Gerbangindonesia.co.id – Lombok Timur – Kawasan pesisir Desa Sugian, Kecamatan Sambalia, kini memiliki wajah baru setelah diluncurkannya ekowisata mangrove di TWA Keramat Suci pada Sabtu (4/4/2026). Program ini menjadi langkah strategis pemerintah daerah dalam mengembangkan sektor pariwisata yang berpadu dengan pelestarian lingkungan.
Sekretaris Daerah Lombok Timur, Muhammad Juaini Taofik, menyampaikan bahwa keberadaan mangrove memiliki nilai penting, tidak hanya sebagai benteng alami pantai, tetapi juga sebagai sumber kehidupan bagi masyarakat sekitar. Ia menekankan bahwa menjaga alam membutuhkan komitmen bersama agar manfaatnya dapat dirasakan secara berkelanjutan.
Dalam arahannya, ia mengingatkan pentingnya pengelolaan destinasi wisata secara profesional dan berkelanjutan.
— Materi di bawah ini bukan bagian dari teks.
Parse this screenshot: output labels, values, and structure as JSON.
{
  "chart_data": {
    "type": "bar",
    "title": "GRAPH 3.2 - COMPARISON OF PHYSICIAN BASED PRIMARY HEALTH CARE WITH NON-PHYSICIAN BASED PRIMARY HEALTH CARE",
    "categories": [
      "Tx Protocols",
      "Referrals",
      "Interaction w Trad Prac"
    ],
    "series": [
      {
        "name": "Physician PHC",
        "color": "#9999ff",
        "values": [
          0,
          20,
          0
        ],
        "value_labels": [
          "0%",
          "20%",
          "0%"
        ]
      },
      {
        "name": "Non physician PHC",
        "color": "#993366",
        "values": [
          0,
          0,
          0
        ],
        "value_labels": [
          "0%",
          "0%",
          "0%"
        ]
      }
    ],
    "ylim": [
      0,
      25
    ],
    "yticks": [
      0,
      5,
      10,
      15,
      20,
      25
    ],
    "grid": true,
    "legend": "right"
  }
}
Ia menilai, keberhasilan suatu kawasan wisata sangat ditentukan oleh kemampuan mengelola potensi yang ada, bukan sekadar mengandalkan daya tarik alam semata.
Ia juga mengapresiasi dukungan Wahana Visi Indonesia yang telah berperan dalam mendampingi masyarakat. Program tersebut dinilai mampu menggerakkan ekonomi lokal melalui pendekatan wisata berbasis konservasi.
“Kolaborasi menjadi kunci utama. Semakin banyak pihak yang terlibat secara positif, maka dampak yang dihasilkan juga akan semakin besar,” ujarnya.
Kepala Desa Sugian, Lalu Mustiadi, menjelaskan bahwa wilayahnya memiliki potensi pesisir yang cukup besar karena berada di jalur strategis kawasan wisata. Ia menyebut kedekatan dengan Gili Sulat dan Gili Lawang menjadi peluang untuk menarik kunjungan wisatawan.
Menurutnya, selama ini pengembangan kawasan Pantai Gubuk Bedek Keramat Suci telah berjalan dengan pendampingan dari berbagai pihak, termasuk dalam program rehabilitasi mangrove dan penguatan kapasitas masyarakat.
Sementara itu, perwakilan WVI, Sidiq, menyampaikan bahwa pengembangan ekowisata ini dirancang sebagai program jangka panjang. Fokus utamanya adalah menjaga keseimbangan antara pelestarian ekosistem dan peningkatan kesejahteraan masyarakat.
Ia menambahkan bahwa keterlibatan masyarakat menjadi faktor utama keberhasilan program, didukung oleh pemerintah dan berbagai pihak lainnya.
Kegiatan peluncuran ini juga dirangkaikan dengan penyerahan dokumen rencana pengembangan ekonomi wisata mangrove serta materi pelatihan bagi kelompok masyarakat yang akan mengelola kawasan tersebut.
Dengan hadirnya ekowisata mangrove ini, Desa Sugian diharapkan mampu berkembang menjadi destinasi wisata unggulan yang tidak hanya menarik wisatawan, tetapi juga memberikan manfaat nyata bagi masyarakat pesisir secara berkelanjutan.(dan)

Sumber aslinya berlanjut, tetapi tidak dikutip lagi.